Yes. Well, I'd say first of all, we're just pleased overall with the continued engagement that beauty enthusiasts are showing for this category. Coming out of the pandemic for these last a couple of years now, just a high level of engagement. You know how over the long term, last 50 years, this has been a strong growth -- consistently growing category because of the emotional connection that it plays in our guest lives, the importance it has and how they express themselves to the world, and that is more true now than ever. And some of the behaviors and engagement tools that emerge coming out of the pandemic continue to fuel the category. Strong innovation, strong connection through marketing and consumer tools and an increased understanding of the role of beauty to wellness and self-care.
Paul, I think we have time for maybe one more question.
Our final question is from Steven Forbes with Guggenheim Securities.
Dave, Scott, you both mentioned in your prepared remarks the expectation for promotions to remain well below 2019 levels. And I was hoping you could just maybe clarify that statement? Is it isolated in 2023? Or is it meant to be a longer-term comment? And as we think about merchandise margin risk in the model, any way to frame what the sort of structural change in promotional activity in the category means for the margin profile in and of itself?
Yes. So when we're talking -- again, this has been an evergreen topic, I think, with investors now for quite a while, pointing back to 2019. So the business is in a much different position today than it was back in 2019. Again, for those that have been following 2019, we had some major disruption in the middle of the year in the makeup category, unexpected deceleration there. There were channel mix headwinds that we were dealing with as a business. There was some investment in some international expansion that was causing some significant deleverage on the business. And so during the course of the pandemic some initiatives that have been started pre-pandemic but during the pandemic, we were able to take advantage of making sure that we fully leverage some of our cost optimization initiatives by way of EFG, and now continuous improvement initiatives layered on top of that.

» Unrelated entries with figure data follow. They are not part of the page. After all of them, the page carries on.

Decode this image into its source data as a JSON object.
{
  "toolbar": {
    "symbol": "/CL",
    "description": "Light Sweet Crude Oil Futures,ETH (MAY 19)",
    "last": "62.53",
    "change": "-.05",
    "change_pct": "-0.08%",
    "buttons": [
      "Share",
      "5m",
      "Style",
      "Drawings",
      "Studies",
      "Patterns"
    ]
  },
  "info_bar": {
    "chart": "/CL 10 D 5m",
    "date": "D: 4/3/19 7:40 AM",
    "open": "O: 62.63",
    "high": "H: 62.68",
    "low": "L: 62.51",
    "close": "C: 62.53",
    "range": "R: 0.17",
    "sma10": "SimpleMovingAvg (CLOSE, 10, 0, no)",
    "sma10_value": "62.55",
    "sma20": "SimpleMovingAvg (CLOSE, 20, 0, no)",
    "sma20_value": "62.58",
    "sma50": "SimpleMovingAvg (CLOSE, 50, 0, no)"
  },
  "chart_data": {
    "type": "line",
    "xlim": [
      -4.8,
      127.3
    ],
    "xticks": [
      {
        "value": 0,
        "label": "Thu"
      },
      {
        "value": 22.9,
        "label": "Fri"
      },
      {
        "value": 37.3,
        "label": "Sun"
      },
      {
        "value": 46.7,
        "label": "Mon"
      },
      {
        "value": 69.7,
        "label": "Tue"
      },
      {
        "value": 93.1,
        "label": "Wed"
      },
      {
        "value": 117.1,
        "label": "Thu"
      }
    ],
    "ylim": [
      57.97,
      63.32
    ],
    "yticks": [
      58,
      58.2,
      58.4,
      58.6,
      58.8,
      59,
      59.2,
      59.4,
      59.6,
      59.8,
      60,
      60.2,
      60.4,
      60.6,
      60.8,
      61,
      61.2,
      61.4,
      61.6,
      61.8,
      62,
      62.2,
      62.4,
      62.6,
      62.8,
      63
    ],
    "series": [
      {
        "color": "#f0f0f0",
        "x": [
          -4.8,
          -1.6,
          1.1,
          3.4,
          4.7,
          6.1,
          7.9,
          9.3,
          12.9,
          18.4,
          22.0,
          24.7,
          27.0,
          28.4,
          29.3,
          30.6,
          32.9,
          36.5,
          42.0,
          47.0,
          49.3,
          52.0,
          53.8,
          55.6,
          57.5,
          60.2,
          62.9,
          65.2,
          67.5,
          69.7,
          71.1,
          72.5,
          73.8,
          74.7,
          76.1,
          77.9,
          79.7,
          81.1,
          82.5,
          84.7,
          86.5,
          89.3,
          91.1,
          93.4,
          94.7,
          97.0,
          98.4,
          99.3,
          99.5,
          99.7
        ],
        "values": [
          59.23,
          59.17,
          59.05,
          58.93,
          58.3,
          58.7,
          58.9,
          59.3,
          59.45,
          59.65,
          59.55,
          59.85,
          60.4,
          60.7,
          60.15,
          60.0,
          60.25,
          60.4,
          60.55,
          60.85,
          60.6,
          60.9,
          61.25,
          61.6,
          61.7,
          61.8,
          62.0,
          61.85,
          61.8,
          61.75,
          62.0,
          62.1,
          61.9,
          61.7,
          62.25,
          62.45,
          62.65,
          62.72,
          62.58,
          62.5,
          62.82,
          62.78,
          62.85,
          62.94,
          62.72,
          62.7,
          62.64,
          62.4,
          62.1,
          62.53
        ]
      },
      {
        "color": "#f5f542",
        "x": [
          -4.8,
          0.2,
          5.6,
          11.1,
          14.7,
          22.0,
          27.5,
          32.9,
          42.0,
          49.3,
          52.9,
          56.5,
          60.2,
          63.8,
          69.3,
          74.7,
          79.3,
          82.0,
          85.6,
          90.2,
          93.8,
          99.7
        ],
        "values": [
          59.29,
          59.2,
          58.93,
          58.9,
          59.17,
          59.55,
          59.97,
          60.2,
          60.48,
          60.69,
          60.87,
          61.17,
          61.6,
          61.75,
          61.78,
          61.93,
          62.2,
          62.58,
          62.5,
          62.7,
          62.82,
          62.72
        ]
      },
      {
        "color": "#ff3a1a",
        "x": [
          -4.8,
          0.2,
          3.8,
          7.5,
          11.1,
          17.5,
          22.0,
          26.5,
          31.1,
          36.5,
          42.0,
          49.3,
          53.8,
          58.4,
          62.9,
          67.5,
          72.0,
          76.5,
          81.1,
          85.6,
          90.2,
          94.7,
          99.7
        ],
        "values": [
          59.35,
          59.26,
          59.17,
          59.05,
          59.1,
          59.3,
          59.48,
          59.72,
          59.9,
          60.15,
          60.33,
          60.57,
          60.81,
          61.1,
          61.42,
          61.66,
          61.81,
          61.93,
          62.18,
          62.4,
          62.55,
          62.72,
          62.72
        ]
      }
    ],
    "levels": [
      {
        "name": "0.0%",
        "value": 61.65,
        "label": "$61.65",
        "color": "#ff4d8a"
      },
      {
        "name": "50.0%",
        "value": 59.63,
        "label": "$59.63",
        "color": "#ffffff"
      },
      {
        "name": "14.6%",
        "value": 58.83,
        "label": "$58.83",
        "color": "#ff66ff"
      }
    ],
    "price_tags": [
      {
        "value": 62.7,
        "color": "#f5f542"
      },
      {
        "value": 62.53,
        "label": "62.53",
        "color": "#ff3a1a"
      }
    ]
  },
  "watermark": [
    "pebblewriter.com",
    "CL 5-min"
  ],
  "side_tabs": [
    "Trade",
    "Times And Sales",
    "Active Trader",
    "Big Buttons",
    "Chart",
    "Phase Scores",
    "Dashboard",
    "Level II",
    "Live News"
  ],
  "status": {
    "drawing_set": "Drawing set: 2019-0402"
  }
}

Great. Well, thank you all for joining us today. I appreciate your interest and engagement in Ulta Beauty. I want to close by thanking all of our Ulta Beauty associates for their continued care for our guests while delivering another quarter of strong financial results. We look forward to speaking to all of you again when we report results for the third quarter on November 30.
This concludes today's conference. You may disconnect your lines at this time. Thank you for your participation.